Antes, era preciso que as campanhas de candidatos ou o Ministério Público acionassem o TSE pedindo a retirada de conteúdos.

A Corte também poderá acionar diretamente as plataformas digitais para excluírem posts que já tenham sido alvo de deliberação do Tribunal. O objetivo seria evitar a propagação de desinformação ou de conteúdos que o TSE já definiu como irregulares.

A norma foi aprovada por unanimidade. Foi apresentada pelo presidente da Corte, ministro Alexandre de Moraes. Para o magistrado, é uma forma de acelerar a exclusão de publicações “fraudulentas”.

Os pedidos indicam uma URL específica do post a ser excluído. Publicações com o mesmo conteúdo, mas em links diferentes, continuavam no ar e só seriam passíveis de remoção se alguém solicitasse ao TSE.

Agora, a área técnica do TSE vai identificar publicações com conteúdos idênticos aos já excluídos, e acionará a respectiva rede social determinando a exclusão. A multa em caso de descumprimento é de R$ 100 mil por hora, contada a partir da 2ª hora depois da notificação.

A partir da antevéspera do pleito, a multa começa a ser contada a partir de uma hora depois da notificação.

Conforme a resolução, se houver “descumprimento reiterado”, o presidente da Corte poderá determinar a suspensão do acesso aos serviços da plataforma, por um período proporcional à infração.

“A resolução não só vai reduzir o tempo que as plataformas retirarão as notícias fraudulentas do ar. A nossa assessoria, verificando que aquele conteúdo, vídeo, áudio for repetido, não haverá necessidade de uma nova ação, de nova decisão judicial. Haverá extensão imediata da retirada dessas notícias fraudulentas”, disse Moraes.

A resolução aprovada também proíbe o impulsionamento de publicações nas redes sociais 48 horas antes do dia da eleição e até 24 horas depois. Antes, candidatos ou partidos podiam veicular propaganda eleitoral paga na internet até a véspera do pleito.

Moraes disse que, no 2º turno das eleições, houve aumento da proliferação de “notícias fraudulentas”, da “agressividade” de conteúdos e de discursos de ódio.
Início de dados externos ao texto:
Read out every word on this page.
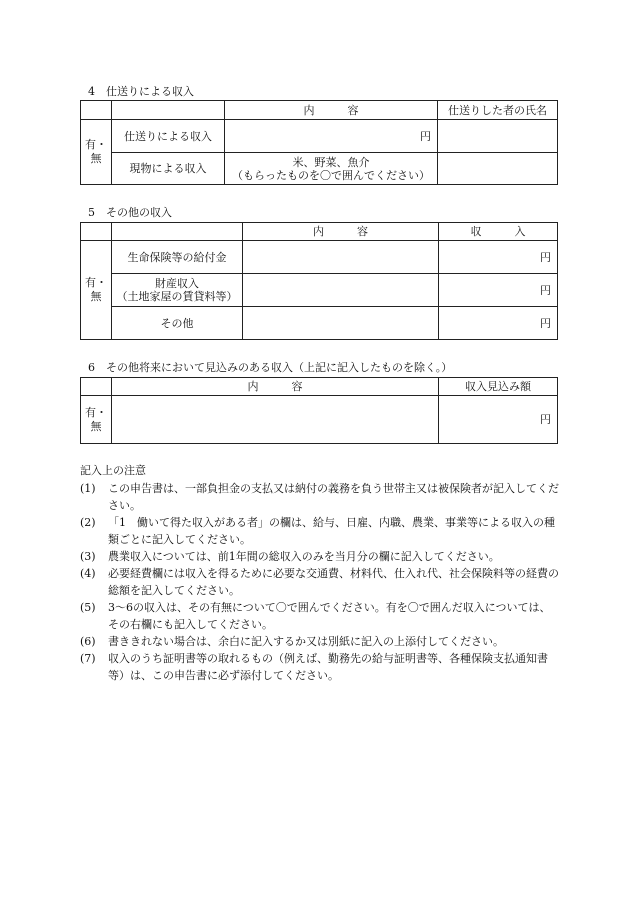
4　仕送りによる収入
		内　　　容	仕送りした者の氏名
有・
無	仕送りによる収入	円	
	現物による収入	米、野菜、魚介
（もらったものを〇で囲んでください）	

5　その他の収入
		内　　　容	収　　　入
有・
無	生命保険等の給付金		円

	財産収入
（土地家屋の賃貸料等）		円
	その他		円
6　その他将来において見込みのある収入（上記に記入したものを除く。）
	内　　　容	収入見込み額
有・
無		円
記入上の注意
(1)	この申告書は、一部負担金の支払又は納付の義務を負う世帯主又は被保険者が記入してください。
(2)	「1　働いて得た収入がある者」の欄は、給与、日雇、内職、農業、事業等による収入の種類ごとに記入してください。
(3)	農業収入については、前1年間の総収入のみを当月分の欄に記入してください。
(4)	必要経費欄には収入を得るために必要な交通費、材料代、仕入れ代、社会保険料等の経費の総額を記入してください。
(5)	3〜6の収入は、その有無について〇で囲んでください。有を〇で囲んだ収入については、その右欄にも記入してください。
(6)	書ききれない場合は、余白に記入するか又は別紙に記入の上添付してください。
(7)	収入のうち証明書等の取れるもの（例えば、勤務先の給与証明書等、各種保険支払通知書等）は、この申告書に必ず添付してください。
Ele destacou a necessidade de se adotar “um procedimento mais célere no enfrentamento da desinformação”.

Segundo o presidente do TSE, houve aumento de 1.671% no volume de relatos de desinformação encaminhadas às plataformas, em relação ao pleito de 2020.
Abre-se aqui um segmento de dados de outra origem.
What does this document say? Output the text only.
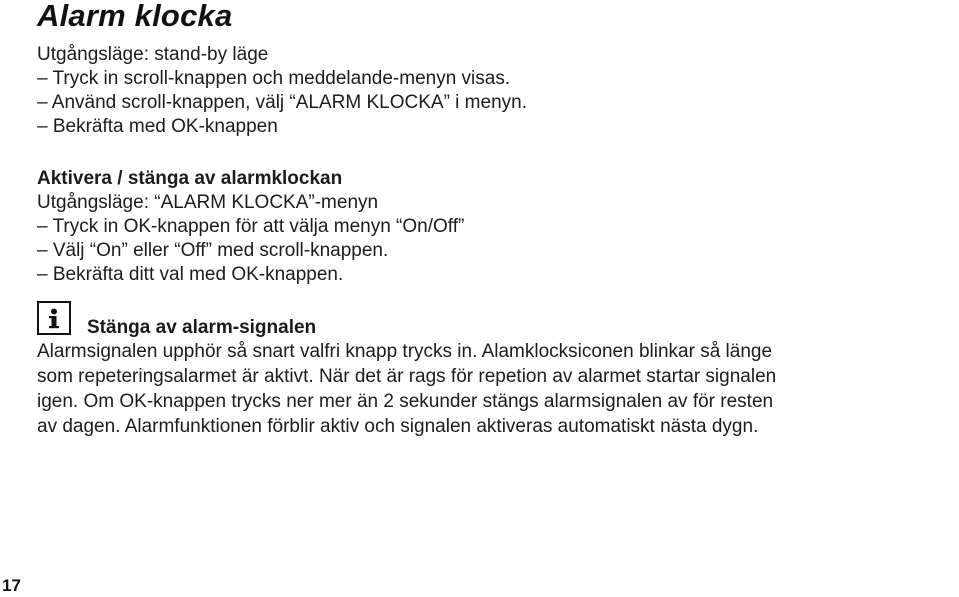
Alarm klocka
Utgångsläge: stand-by läge
– Tryck in scroll-knappen och meddelande-menyn visas.
– Använd scroll-knappen, välj “ALARM KLOCKA” i menyn.
– Bekräfta med OK-knappen
Aktivera / stänga av alarmklockan
Utgångsläge: “ALARM KLOCKA”-menyn
– Tryck in OK-knappen för att välja menyn “On/Off”
– Välj “On” eller “Off” med scroll-knappen.
– Bekräfta ditt val med OK-knappen.
Stänga av alarm-signalen
Alarmsignalen upphör så snart valfri knapp trycks in. Alamklocksiconen blinkar så länge
som repeteringsalarmet är aktivt. När det är rags för repetion av alarmet startar signalen
igen. Om OK-knappen trycks ner mer än 2 sekunder stängs alarmsignalen av för resten
av dagen. Alarmfunktionen förblir aktiv och signalen aktiveras automatiskt nästa dygn.
17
Moraes já havia sinalizado a necessidade de adotar medidas que agilizem a remoção de notícias falsas. Em reunião com representantes de redes sociais na 4ª feira (19.out), disse que houve aumento de fake news na campanha para o 2º turno das eleições e pediu às plataformas “vigilância total” sobre o tema.

“Nós avançamos muito no 1º turno. Tivemos, graças ao apoio das plataformas e redes sociais, um 1º turno bem dentro do razoável, talvez até melhor do que todos nós esperávamos. Mas estamos tendo um 2º turno piorando cada vez mais neste aspecto. E, isso, da parte do TSE vem demandando medidas mais duras”, disse o presidente da Corte, na reunião.